Strage di Erba, Dopo 12 anni di silenzio Rosa Bazzi torna a parlare in tv. Dal carcere di Bollate, la donna si rivolge alle telecamere delle “Iene”. All’inizio dell’intervista ci sono alcune difficoltà: la signora Bazzi, accusata insieme al marito Olindo della strage di Erba, sostiene di “non essere abituata” e di avere problemi a parlare. Dopo alcune domande, la donna inizia a sciogliersi e dichiara: “Non siamo stati noi due. Non hanno svolto bene il lavoro che hanno fatto”, dice riferendosi alla giustizia italiana.

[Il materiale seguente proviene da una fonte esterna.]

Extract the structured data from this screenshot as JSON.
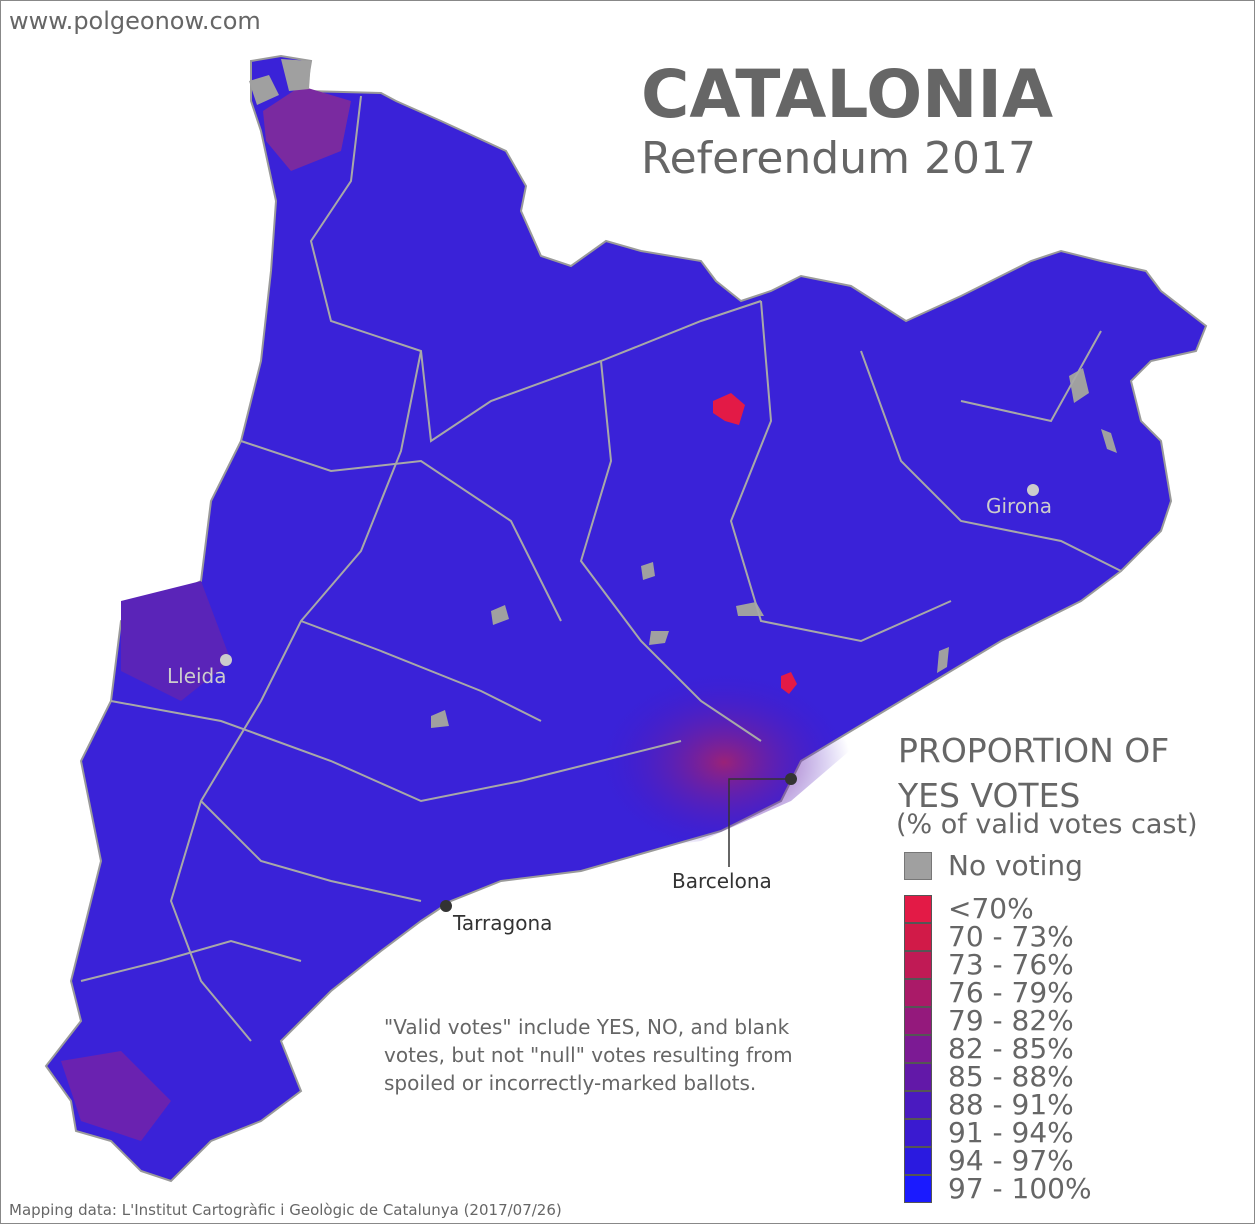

La donna durante l’intervista aggiunge anche una rivelazione choc, sostenendo di aver visto una “presenza sospetta” nella corte di via Diaz: “Noi non siamo saliti”, dichiara Bazzi. “L’ho detto anche ai carabinieri, che quando siamo usciti abbiamo visto un signore, però loro non ci hanno neanche ascoltato. L’abbiamo detto pure al maresciallo Gallorini”, continua Rosa. “Abbiamo visto un signore, con una borsa in mano, un giaccone e un cappello”, conclude la donna.
Storia della strage
La sera dell’11 dicembre 2006, verso le 20:20, in una vecchia corte ristrutturata al numero 25 di via Diaz a Erba, divampa un incendio all’interno di uno degli appartamenti di una delle palazzine che la compongono (condominio del Ghiaccio). Attirati dal fumo, due vicini di casa, dei quali uno è pompiere volontario, entrano per primi nella palazzina salendo le scale verso il primo piano dove è localizzato l’appartamento in fiamme. A ridosso del pianerottolo trovano un uomo ferito (Mario Frigerio), sdraiato con la testa dentro l’appartamento ed il corpo fuori, il quale viene trascinato per le caviglie nel punto più lontano dal fuoco.

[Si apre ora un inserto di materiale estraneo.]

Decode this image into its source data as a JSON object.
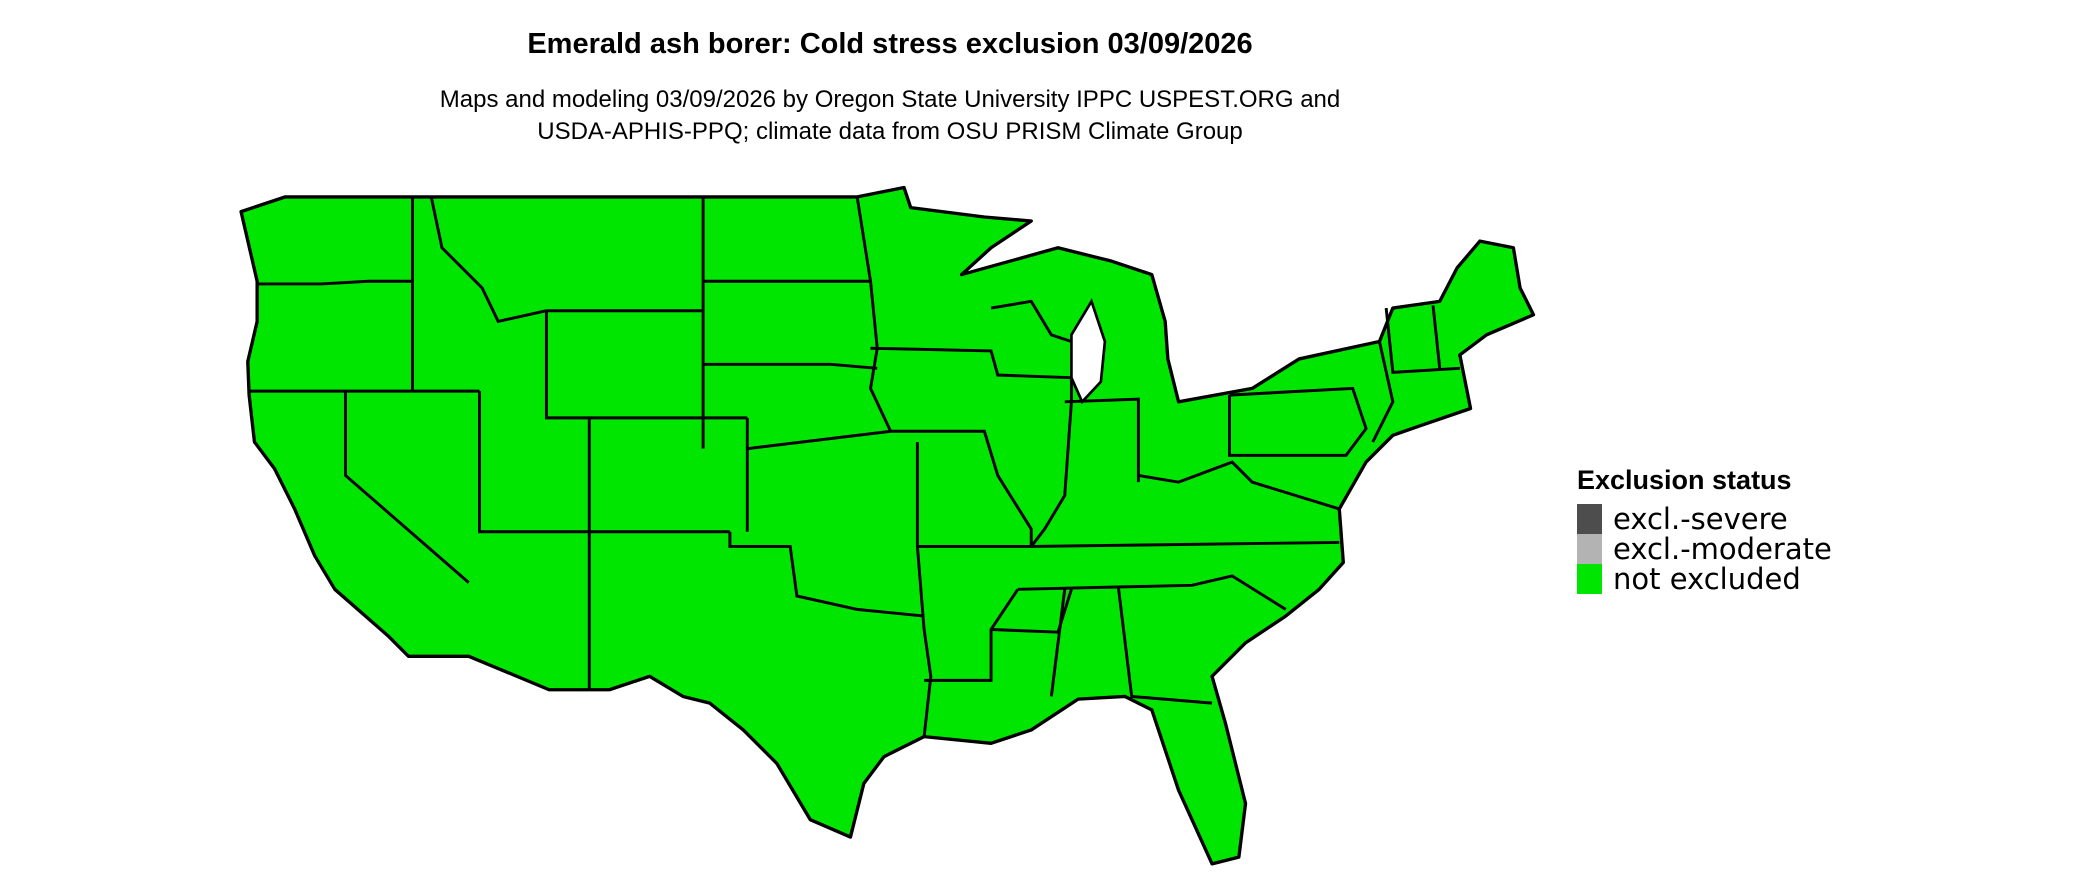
{
  "title": "Emerald ash borer: Cold stress exclusion 03/09/2026",
  "subtitle_line1": "Maps and modeling 03/09/2026 by Oregon State University IPPC USPEST.ORG and",
  "subtitle_line2": "USDA-APHIS-PPQ; climate data from OSU PRISM Climate Group",
  "map": {
    "region": "Contiguous United States",
    "fill_status": "not excluded",
    "fill_color": "#00e600",
    "border_color": "#000000"
  },
  "legend": {
    "title": "Exclusion status",
    "items": [
      {
        "label": "excl.-severe",
        "color": "#4d4d4d"
      },
      {
        "label": "excl.-moderate",
        "color": "#b3b3b3"
      },
      {
        "label": "not excluded",
        "color": "#00e600"
      }
    ]
  }
}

La porta dell’abitazione è socchiusa, per cui i soccorritori entrano scoprendo subito il corpo senza vita e in fiamme di una donna (Raffaella Castagna). I primi soccorritori trasportano il corpo della donna, sempre prendendolo per la caviglie, sul pianerottolo, spegnendo le fiamme che lo avvolgono, e cercano quindi di “rinfrancare” il ferito. Dal piano superiore possono udire la richiesta di aiuto di una voce femminile. Mario Frigerio indica a gesti per due volte al soccorritore (avendo gravi ferite al collo che gli impediscono di parlare) che un’altra persona si trova di sopra.

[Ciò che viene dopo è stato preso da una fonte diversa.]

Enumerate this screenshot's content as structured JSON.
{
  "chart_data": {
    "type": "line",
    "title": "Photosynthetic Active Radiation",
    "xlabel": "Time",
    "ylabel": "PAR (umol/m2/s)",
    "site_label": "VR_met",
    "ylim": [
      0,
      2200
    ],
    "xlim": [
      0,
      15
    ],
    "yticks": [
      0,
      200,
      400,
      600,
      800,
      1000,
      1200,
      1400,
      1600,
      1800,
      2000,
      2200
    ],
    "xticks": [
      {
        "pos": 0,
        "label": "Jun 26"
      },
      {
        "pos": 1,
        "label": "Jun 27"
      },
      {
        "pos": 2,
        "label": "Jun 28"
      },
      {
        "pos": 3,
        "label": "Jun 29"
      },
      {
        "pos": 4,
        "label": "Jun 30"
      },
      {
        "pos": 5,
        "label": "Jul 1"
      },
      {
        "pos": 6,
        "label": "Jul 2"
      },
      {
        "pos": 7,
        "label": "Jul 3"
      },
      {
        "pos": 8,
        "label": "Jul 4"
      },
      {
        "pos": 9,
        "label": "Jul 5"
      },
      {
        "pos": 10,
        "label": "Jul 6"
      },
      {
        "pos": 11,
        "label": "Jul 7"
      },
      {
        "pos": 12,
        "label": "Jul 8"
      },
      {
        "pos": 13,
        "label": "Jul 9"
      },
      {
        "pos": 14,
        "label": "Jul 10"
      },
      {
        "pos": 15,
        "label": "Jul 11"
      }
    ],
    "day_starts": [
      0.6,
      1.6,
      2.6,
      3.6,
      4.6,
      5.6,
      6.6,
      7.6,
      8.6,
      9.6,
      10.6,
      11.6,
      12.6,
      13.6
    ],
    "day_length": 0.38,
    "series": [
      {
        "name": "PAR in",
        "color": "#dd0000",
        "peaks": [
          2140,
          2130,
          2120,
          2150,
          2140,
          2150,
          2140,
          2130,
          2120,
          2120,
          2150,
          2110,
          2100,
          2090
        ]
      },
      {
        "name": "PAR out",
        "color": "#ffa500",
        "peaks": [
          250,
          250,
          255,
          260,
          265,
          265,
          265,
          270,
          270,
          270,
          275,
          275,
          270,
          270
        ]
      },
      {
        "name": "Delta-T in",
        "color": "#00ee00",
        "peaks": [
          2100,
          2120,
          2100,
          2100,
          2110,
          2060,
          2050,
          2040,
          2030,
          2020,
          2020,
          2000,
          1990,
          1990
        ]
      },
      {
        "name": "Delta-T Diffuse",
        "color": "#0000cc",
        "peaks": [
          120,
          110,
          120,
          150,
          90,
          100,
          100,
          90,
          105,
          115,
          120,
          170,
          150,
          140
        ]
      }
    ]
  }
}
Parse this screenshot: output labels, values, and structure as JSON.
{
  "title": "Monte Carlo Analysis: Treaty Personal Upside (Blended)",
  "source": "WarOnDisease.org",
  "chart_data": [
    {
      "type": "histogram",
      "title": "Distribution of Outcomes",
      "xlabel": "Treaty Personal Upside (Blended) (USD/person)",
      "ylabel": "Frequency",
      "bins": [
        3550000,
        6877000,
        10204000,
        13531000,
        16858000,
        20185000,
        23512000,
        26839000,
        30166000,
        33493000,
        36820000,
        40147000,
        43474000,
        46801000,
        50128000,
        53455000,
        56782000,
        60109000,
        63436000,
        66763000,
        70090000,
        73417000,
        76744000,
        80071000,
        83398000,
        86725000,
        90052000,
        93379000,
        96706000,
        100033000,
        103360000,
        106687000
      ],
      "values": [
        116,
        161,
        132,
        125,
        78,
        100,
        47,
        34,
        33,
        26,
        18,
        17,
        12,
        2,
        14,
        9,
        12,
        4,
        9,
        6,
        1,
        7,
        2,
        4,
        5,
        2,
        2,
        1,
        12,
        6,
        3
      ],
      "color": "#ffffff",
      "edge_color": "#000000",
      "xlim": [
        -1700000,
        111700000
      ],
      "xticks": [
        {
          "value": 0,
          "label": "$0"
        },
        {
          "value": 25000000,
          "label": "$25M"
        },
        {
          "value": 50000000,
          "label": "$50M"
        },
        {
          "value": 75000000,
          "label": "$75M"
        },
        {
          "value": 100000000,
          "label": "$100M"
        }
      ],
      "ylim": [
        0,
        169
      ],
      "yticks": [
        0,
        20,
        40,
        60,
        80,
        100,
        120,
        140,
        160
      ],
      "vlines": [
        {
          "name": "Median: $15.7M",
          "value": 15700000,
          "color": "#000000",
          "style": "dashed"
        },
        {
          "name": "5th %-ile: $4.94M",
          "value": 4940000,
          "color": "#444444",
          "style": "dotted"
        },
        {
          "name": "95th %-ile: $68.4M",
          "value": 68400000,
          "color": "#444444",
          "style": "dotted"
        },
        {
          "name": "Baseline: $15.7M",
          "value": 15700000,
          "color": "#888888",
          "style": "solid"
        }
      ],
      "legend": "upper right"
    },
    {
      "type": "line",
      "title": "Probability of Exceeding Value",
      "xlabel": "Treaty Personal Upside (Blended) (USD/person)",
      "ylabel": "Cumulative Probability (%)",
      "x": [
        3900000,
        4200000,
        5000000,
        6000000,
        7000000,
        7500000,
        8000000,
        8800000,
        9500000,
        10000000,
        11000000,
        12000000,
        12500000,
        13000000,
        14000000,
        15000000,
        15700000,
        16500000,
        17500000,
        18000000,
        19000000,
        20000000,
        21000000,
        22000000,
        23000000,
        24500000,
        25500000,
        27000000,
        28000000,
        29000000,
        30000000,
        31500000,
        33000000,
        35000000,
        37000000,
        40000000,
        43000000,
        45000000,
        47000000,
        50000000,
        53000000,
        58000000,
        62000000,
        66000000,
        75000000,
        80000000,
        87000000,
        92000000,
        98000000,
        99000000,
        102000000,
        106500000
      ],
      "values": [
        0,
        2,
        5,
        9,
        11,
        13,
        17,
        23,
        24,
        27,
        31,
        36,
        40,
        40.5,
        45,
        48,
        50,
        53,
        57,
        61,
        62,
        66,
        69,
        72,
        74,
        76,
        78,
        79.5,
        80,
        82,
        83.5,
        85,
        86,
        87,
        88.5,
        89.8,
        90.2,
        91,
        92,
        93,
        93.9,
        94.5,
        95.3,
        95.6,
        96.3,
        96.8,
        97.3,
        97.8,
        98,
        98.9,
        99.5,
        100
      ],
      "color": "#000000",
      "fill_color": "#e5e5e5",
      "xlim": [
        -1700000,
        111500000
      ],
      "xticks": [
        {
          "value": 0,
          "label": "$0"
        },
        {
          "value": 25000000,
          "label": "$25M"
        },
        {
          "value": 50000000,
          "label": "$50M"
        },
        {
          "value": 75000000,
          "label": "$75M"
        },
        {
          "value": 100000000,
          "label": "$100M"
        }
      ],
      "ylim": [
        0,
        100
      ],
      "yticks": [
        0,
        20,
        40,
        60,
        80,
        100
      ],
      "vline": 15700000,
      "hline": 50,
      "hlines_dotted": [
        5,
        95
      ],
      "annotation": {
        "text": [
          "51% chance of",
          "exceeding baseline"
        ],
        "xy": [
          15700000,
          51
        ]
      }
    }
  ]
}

Ma il fumo si fa sempre più denso e questi primi soccorritori devono abbandonare gli ambienti, pur sapendo che Raffaella Castagna ha un bambino e che nell’appartamento di sopra vi è una donna che invoca aiuto. Dopo l’arrivo dei Vigili del Fuoco di Erba che riescono a domare l’incendio, vengono scoperti in totale quattro corpi senza vita e un sopravvissuto, appunto Mario Frigerio, gravemente ferito, che viene trasportato d’urgenza all’Ospedale Sant’Anna di Como dove viene sottoposto a diversi interventi. Si risveglia dall’anestesia due giorni dopo.
Raffaella Castagna, di trent’anni, disoccupata – (ma volontaria in una comunità di assistenza a persone disabili), venne aggredita e colpita ripetutamente con una spranga e morì a causa di una frattura cranica, venne anche accoltellata 12 volte e poi sgozzata; all’interno dell’appartamento, nel corridoio prospiciente la camera del nipote, venne uccisa anche Paola Galli (60 anni), casalinga, madre di Raffaella, colpita da coltellate e sprangate e morta per una frattura cranica; il bambino invece morì dissanguato sul divano, dopo aver ricevuto un unico colpo alla gola che recise l’arteria carotidea.
Nell’appartamento al piano superiore, nel sottotetto, venne invece scoperto il corpo esanime della vicina di casa Valeria Cherubini, cinquantacinquenne moglie di Mario Frigerio, una commessa accorsa al piano inferiore per prestare aiuto in quanto attirata dal fumo che usciva dall’appartamento. Valeria, come il marito sopravvissuto, venne aggredita sulle scale (secondo la tesi accusatoria, ma finita in casa, secondo la tesi difensiva) con un’arma da punta e taglio, gravemente ferita dopo una colluttazione con il suo/suoi aggressore/i (subendo 34 coltellate e 8 sprangate).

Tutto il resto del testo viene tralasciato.